Let's Talk: "The Timeline"


Everybody has different timelines.  That’s what moving back to Phoenix has reminded me the most.  Ever since coming home I’ve been stuck in a rut. I was on the job hunt for a month when I moved home.  And the longer it went on the more frustrated, confused, and depressed I got. For the longest time I thought I wanted a regular full-time job doing social media or graphic design.  But the more I applied for jobs like those, the more I realized that is not what I want. Every time I applied for an office job, I got a weird feeling (hello intuition?). It was almost a feeling of “I know this is what I should want, but I kinda hope they don’t call.”  Which obviously, for someone who is without a job, is not something I should be thinking.

It’s almost like I was torn.  Part of me wanted a typical office job.  The stability, the salary, the assurance that comes with it is so appealing.  But the other part of me absolutely dreaded the idea of sitting in an office all day.  It actually sounded painful. Stable pay and benefits can be great, but is all of it really worth it if I spend five days a week anxiety-ridden and dread-filled.  Maybe I wasn’t meant to sit at a 9-5, not everybody is.

I’m constantly thinking and planning ahead.  So according to my logical brain, finding full-time stability is what I should be doing at the age of 23 so that I can soon afford to buy a house. After all, my best friend since kindergarten just bought a house. I have friends getting married, having babies, buying houses, and I couldn’t shake the feeling of not being on par with “the timeline”.  


Since we are young we’re taught that life events happen in a particular order in a particular way.  After completing 12 years of schooling. You go to a four-year university and graduate with a bachelor’s degree.  Upon graduating you get a job in the field you graduated from. Somewhere in between job promotions and saving money, you meet your spouse, get engaged, buy a house, get married, and start a family.  

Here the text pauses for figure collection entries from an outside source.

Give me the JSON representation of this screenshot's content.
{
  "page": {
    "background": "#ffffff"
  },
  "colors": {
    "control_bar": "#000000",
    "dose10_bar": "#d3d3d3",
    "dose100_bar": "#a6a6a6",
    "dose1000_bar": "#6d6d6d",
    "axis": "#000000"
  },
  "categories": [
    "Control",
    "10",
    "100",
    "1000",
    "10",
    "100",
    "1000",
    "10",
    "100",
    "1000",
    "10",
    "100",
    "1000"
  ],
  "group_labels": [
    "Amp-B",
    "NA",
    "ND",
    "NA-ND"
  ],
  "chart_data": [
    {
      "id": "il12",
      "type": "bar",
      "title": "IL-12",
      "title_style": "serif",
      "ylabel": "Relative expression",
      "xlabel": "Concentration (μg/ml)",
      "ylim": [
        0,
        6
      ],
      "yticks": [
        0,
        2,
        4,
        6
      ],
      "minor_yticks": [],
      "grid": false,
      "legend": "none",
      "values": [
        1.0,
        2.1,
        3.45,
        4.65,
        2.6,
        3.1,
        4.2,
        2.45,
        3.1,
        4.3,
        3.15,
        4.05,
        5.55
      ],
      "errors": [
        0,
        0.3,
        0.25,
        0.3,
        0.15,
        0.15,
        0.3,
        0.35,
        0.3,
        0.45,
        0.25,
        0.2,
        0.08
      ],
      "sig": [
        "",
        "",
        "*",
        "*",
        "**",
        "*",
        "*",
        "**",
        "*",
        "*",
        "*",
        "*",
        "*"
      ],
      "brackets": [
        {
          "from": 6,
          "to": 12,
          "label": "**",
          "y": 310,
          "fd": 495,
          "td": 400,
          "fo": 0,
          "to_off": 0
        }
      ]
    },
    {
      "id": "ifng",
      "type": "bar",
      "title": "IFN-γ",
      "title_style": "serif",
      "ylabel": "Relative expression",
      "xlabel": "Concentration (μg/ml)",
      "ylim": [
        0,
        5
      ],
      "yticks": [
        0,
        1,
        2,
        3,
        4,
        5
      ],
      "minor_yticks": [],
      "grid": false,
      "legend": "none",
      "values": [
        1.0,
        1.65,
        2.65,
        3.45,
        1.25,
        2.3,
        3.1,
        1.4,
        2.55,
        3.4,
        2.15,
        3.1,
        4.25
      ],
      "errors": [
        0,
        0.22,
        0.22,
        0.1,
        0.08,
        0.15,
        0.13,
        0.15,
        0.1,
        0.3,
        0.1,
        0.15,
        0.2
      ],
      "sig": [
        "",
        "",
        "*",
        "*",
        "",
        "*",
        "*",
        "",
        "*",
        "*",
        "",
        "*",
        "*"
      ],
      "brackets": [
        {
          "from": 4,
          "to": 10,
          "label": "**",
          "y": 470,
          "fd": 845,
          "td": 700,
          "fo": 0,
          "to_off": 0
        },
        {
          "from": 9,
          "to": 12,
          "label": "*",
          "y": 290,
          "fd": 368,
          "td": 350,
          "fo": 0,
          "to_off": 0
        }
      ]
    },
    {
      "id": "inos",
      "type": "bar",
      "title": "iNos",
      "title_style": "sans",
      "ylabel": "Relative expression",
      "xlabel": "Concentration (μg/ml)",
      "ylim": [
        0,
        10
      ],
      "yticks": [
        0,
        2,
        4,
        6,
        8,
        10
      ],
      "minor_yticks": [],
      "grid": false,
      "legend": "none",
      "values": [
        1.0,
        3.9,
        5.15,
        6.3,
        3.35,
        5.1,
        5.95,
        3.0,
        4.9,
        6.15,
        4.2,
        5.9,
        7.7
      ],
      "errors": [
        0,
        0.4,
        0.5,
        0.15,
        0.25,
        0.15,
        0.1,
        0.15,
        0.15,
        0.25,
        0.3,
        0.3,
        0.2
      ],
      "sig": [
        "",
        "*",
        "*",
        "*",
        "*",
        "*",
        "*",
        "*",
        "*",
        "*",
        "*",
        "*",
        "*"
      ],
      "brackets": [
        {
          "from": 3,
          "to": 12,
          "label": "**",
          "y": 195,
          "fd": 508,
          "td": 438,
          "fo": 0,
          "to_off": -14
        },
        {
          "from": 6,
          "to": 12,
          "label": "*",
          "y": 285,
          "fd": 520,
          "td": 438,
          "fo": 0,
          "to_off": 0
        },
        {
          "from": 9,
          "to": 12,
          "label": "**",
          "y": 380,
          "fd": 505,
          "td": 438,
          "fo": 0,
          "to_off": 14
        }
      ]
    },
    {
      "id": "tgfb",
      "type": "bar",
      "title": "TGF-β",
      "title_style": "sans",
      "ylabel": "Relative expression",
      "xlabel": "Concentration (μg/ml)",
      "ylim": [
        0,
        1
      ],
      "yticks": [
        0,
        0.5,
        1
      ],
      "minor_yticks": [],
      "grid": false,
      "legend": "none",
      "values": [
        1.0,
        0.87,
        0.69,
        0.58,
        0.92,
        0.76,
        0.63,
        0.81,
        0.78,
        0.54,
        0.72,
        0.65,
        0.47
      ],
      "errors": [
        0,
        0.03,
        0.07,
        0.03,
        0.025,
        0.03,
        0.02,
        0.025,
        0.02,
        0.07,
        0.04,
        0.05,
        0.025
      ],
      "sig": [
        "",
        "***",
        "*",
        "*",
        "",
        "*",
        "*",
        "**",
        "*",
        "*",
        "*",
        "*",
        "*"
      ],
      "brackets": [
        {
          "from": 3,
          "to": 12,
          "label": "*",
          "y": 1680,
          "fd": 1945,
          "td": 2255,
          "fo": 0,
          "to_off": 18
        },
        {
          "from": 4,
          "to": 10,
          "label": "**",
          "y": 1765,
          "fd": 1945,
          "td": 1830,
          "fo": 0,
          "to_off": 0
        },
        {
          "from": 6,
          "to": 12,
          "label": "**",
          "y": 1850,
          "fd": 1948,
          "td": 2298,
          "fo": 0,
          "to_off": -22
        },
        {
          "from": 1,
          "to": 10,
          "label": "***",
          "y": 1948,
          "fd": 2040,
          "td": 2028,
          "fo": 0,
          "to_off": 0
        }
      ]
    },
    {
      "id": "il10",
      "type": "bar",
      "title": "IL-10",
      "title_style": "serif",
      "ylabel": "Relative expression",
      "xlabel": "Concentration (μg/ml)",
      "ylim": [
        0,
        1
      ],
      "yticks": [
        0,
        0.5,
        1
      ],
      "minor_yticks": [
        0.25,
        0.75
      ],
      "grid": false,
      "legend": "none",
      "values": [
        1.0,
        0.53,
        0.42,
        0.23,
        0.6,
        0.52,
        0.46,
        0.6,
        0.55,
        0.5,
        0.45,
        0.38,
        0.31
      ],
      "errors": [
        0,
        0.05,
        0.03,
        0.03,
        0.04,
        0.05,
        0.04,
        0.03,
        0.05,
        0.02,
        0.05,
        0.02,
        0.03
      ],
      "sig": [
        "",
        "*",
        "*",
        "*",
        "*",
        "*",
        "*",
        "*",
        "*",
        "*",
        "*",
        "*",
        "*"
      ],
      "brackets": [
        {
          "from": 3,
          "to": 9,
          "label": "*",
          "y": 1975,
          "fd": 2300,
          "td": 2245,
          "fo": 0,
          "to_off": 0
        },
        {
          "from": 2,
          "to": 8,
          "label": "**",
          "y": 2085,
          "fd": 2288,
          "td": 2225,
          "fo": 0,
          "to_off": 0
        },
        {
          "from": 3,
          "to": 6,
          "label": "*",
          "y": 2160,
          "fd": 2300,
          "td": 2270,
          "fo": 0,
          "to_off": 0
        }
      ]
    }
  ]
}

Living in LA for almost 4 years, the timeline didn’t matter.  Everyone in LA is on their own track. There is no timeline pressure because the timeline doesn’t exist there.  You can get married at 20 or you can get married at 38. Get a full-time 9-5 or juggle two restaurant jobs. It just doesn’t matter.  LA is a melting pot and to be honest the majority of people that live there are very self-involved. But the best part about that, is most people have an open mind to everything because they only care about what directly affects them.  Everyone is on their own individual timeline, and that is just how the city rolls. I didn’t worry about which boxes I had checked off because almost everyone around me was paddling alongside me in their own boat.

It’s taken me almost two months, but I am finally beginning to find my way again.  And it doesn’t involve me sitting in an office 9-5. Getting caught up in “the timeline” caused me to lose focus on what I actually want.  I want to work remotely with creative and caring people. I want to create my own in and out times and vacation and sick days. I want to grow Syrup & Scott.  I just decided to go back to school part-time and for the first time in a few months, I feel like I am exactly where I am supposed to be on my timeline.